Mustafa Hayri ÖĞÜT hazretleri Kadiri yolu Halisiye kolu Mürşidlerinden, büyük bir Veli, üstün dereceler sahibi, yetişmiş ve yetiştirebilen bir Hakk dostu idi. Sözleri kalbe cila , nazarı ruha şifa idi. Kendisine samimiyet ile mürid derviş olanları kısa sürede irşad eder, Hakk’a kavuşturur ve Tasavvufta üstün derecelere eriştirirdi. Yüzlerce insanı velayet makamlarına kavuşturmaya sebep olmuş, on kişi civarında Zat-ı muhteremlere de kendisinden sonra bu yolu devam ettirmeleri için icazet vermiş ve halife tayin etmiştir.

Bu halifelerden biri ve en ileri olanı da, Âlim, Ârif, Kâmil ;yani (Zahir batın ilim sahibi, İrfan ehli, Manevi olgunluğa sahip) bir Zât olan ve Hayri Öğüt Efendi Hazretlerinin kendisine “Zülcenaheyn” (İki kanatlı Evliya, zahiri batını ilim dolu) lakabı ile hitab ettiği muhterem insan ; “Hâce Abdullah Demircioğlu” (Trabzoni) Efendi Hazretleridir. İlahiyat öğrencisi iken, 9-10 sene kadar Hayri Öğüt Efendi'nin irşad halkasında bulunmuş ve intisabının ilk 2-3 senesi içinde o irşad Güneşinin nurları altında olgunlaşarak Fenafillah bekabillah ile Hakk Teala'ya (c.c) vasıl olmuş, Velayet-i Kübra, (büyük veliler)e, Altun Halka'ya dahil edilip İlm-i Ledün okulundan mezun olarak Hayri Efendi Hz.lerine halife olmuştur.
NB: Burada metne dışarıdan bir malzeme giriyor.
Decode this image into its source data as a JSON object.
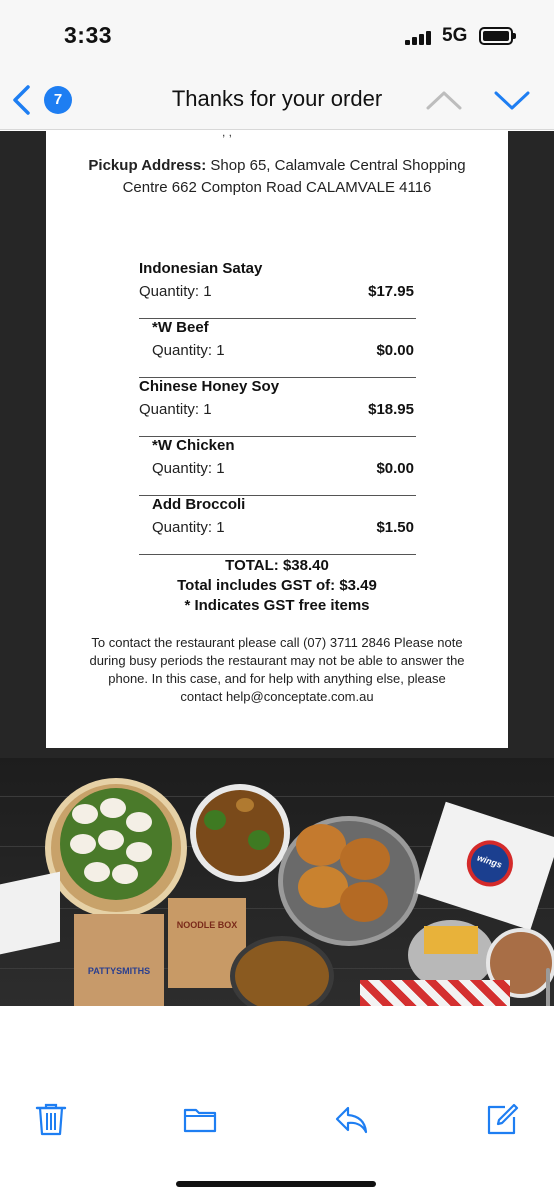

Öğrenim olarak “İlahiyat fakültesi, Haseki: İslami ilimler özel ihtisas okulu , Vaizlik (Niğde/Çamardı) , uzun yıllar müftülük (Hakkari/Yüksekova, Trabzon/Arsin) ve sonrasında Belçika-Gent'te uzun yıllar Din dersi öğretmenliği ve nihayetinde Ifeg'i (Avrupa İslam İlahiyat Fakültesini) kurarak İslami ilimleri öğretmeye devam etmekte ve yanı sıra isteklilere tasavvuf ilmini ve inceliklerini öğretmektedir. Hakk Teala (c.c) kendisine uzun, sağlık ve bereket dolu bir ömür versin, nice Müslümanları okyanus misali feyz ve ilimlerinden nasiplendirsin.